メルケルは保険金目当ての犯行であったが、女性による同様の事件は非常に多い。

女性のシリアルキラーは大まかに2種類あるとされ、その内の1つが「強欲で冷酷、時間を掛けて相手を殺す」と言われているが、まさにメルケルがそうであった。

こういった鬼女は家族や実の子供という概念はなく、人間を「金」としか見ていない。

むしろ家族は身近で狙い易い相手としか思っていない。

ただ、元夫2人の体内からストリキニーネが発見されたが、それが直接の死因かは不明であった。

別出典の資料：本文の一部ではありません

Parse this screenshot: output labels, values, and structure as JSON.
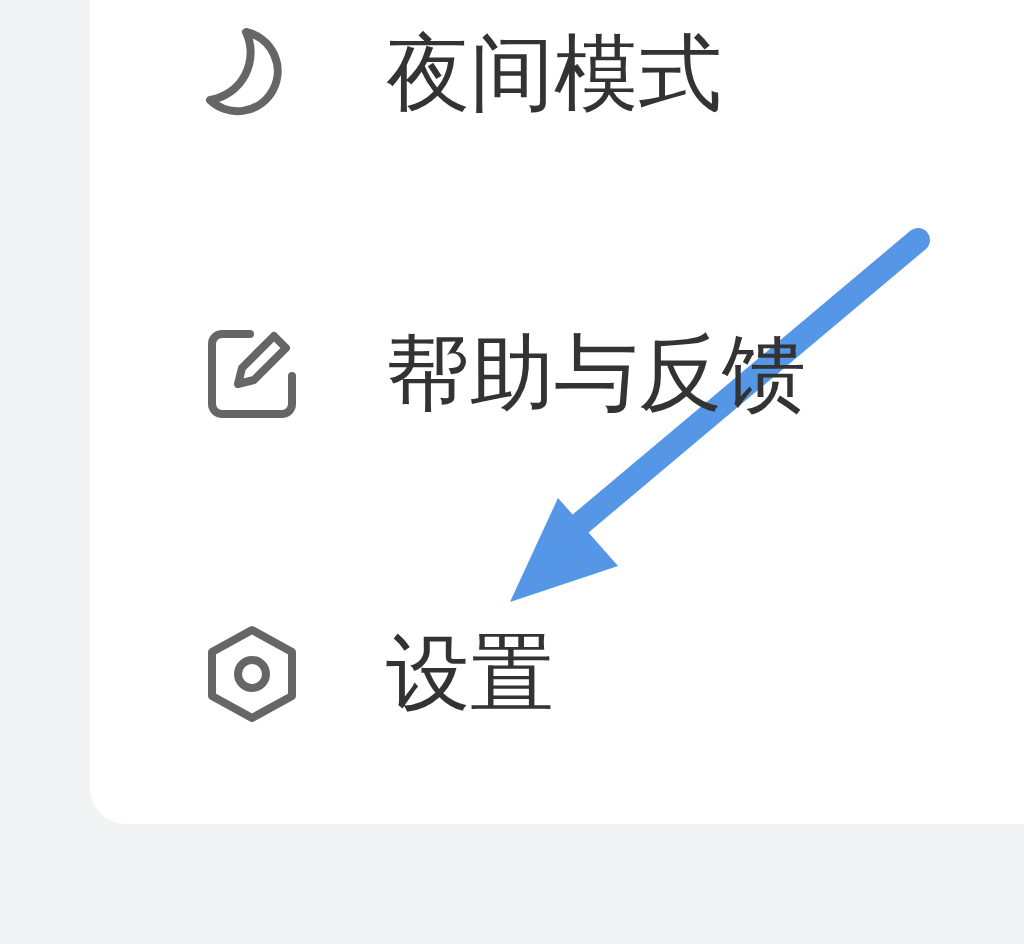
{
  "menu": {
    "items": [
      {
        "kind": "moon",
        "label": "夜间模式"
      },
      {
        "kind": "edit",
        "label": "帮助与反馈"
      },
      {
        "kind": "settings",
        "label": "设置"
      }
    ]
  },
  "annotation": {
    "kind": "arrow",
    "color": "#5596e6"
  }
}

メルケルは最初の婚約者とはおそらく普通の愛情で繋がっていたと思われるが、病気で死亡してしまい失意の内に100ポンドが手に入り、お金の魅力に取り憑かれたと思われる。

5人の子供の内、最初の4人は立て続けに死亡したが、おそらくこれらは保険金を手にしていない事から偶然だと思われる。

こういったお金の為に容赦ない女性は個人的に最も恐ろしいと感じている。